Unfortunately, those faces largely blend together. The setting is contained but this cast is huge, and Watkins’ scripts don’t do enough to make anyone stand out for anything other than surface-level reasons. Natalia Tena is the easy highlight as a former bodyguard named Lana, putting the intensity she showed in Game of Thrones to good use for a role that requires her to constantly be half a step away from losing her shit. Adelayo Adedayo quietly impresses as a survivor who basically only speaks in order to call other people a wanker, and Tom Felton—who has played a great dick since he was like 14-years-old thanks to the Harry Potter franchise—excels yet again as the group’s resident snarker. But the rest of the crew are painted with the same shades of scared and concerned, rendering most of them forgettable.
Oddly enough, the show’s flashbacks don’t really help to flesh anything out other than the comparisons to Lost. The pilot episode continually jumps back to a passenger named Shun’s (first-time actor Sen Mitsuji) time as a Yakuza member, while Episode 2 focuses on Lana’s career as a bodyguard; but both blasts from their pasts conclude in such similarly tragic ways that they amount to wastes of time. If one more flashback ends with a character getting someone they care about killed we might have to start worrying that the Origin is, in fact, a stand-in for hell and/or purgatory and that’s just not a twist we want to discuss at this juncture.
Overall, Origin is fine.

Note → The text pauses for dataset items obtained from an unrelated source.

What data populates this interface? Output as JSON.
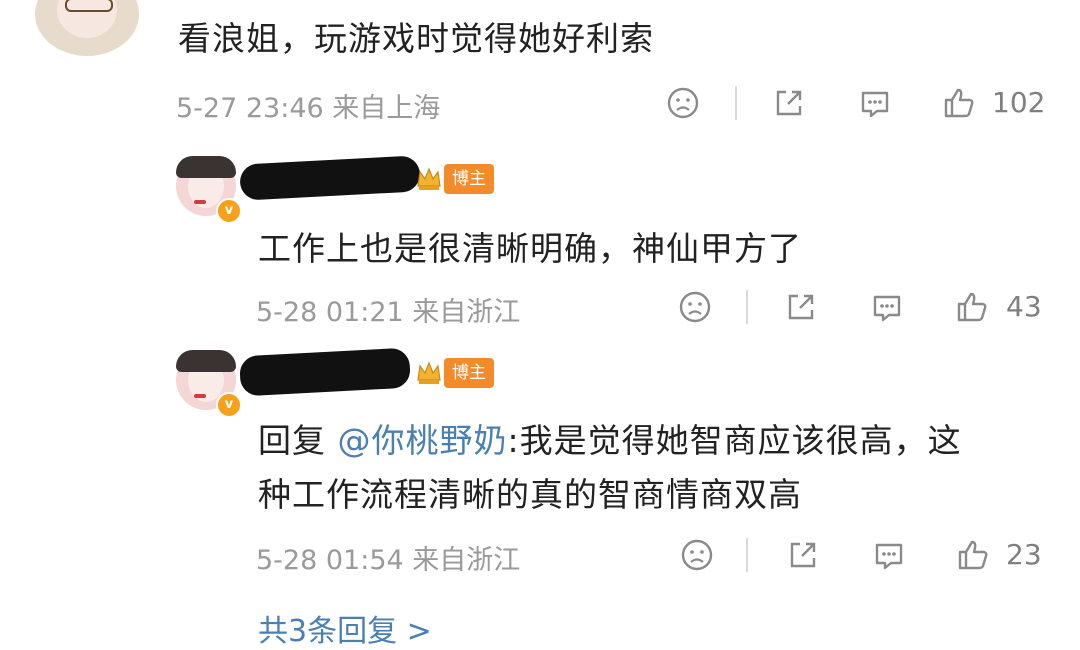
{
  "comment": {
    "text": "看浪姐，玩游戏时觉得她好利索",
    "meta": "5-27 23:46 来自上海",
    "likes": "102"
  },
  "replies": [
    {
      "badge": "博主",
      "text": "工作上也是很清晰明确，神仙甲方了",
      "meta": "5-28 01:21 来自浙江",
      "likes": "43"
    },
    {
      "badge": "博主",
      "prefix": "回复 ",
      "mention": "@你桃野奶",
      "text1": ":我是觉得她智商应该很高，这",
      "text2": "种工作流程清晰的真的智商情商双高",
      "meta": "5-28 01:54 来自浙江",
      "likes": "23"
    }
  ],
  "more_replies": "共3条回复 >",
  "colors": {
    "accent": "#4a7fb5",
    "badge": "#f48b2a",
    "meta": "#9a9a9a"
  }
}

It’s good, even! The twists come jarring and fast, the gooey, bone-bending body horror is wonderfully executed under the guidance of special effects supervisor Max Poolman (District 9, Dredd), and every episode so far—again, much like Lost—ends on a perfectly thudding cliffhanger that will usher you directly to the “next episode” button. But it could have been more. There’s a moment that even proves it could have been more. Deep into Episode 2, after a series of cheap, sudden-bang jump scares, Felton’s always-surly character yells “Can everyone just stop hurling themselves around corners?”
I love that. I genuinely love that, and it makes me think of a series that not only revels in the tricks and tropes of its inspirations but also worked a bit harder to subvert them. In a world ruled by comic book movies, the last thing we need is a by-the-books Origin story.
Origin premieres Wednesday, November 14, on Youtube Premium.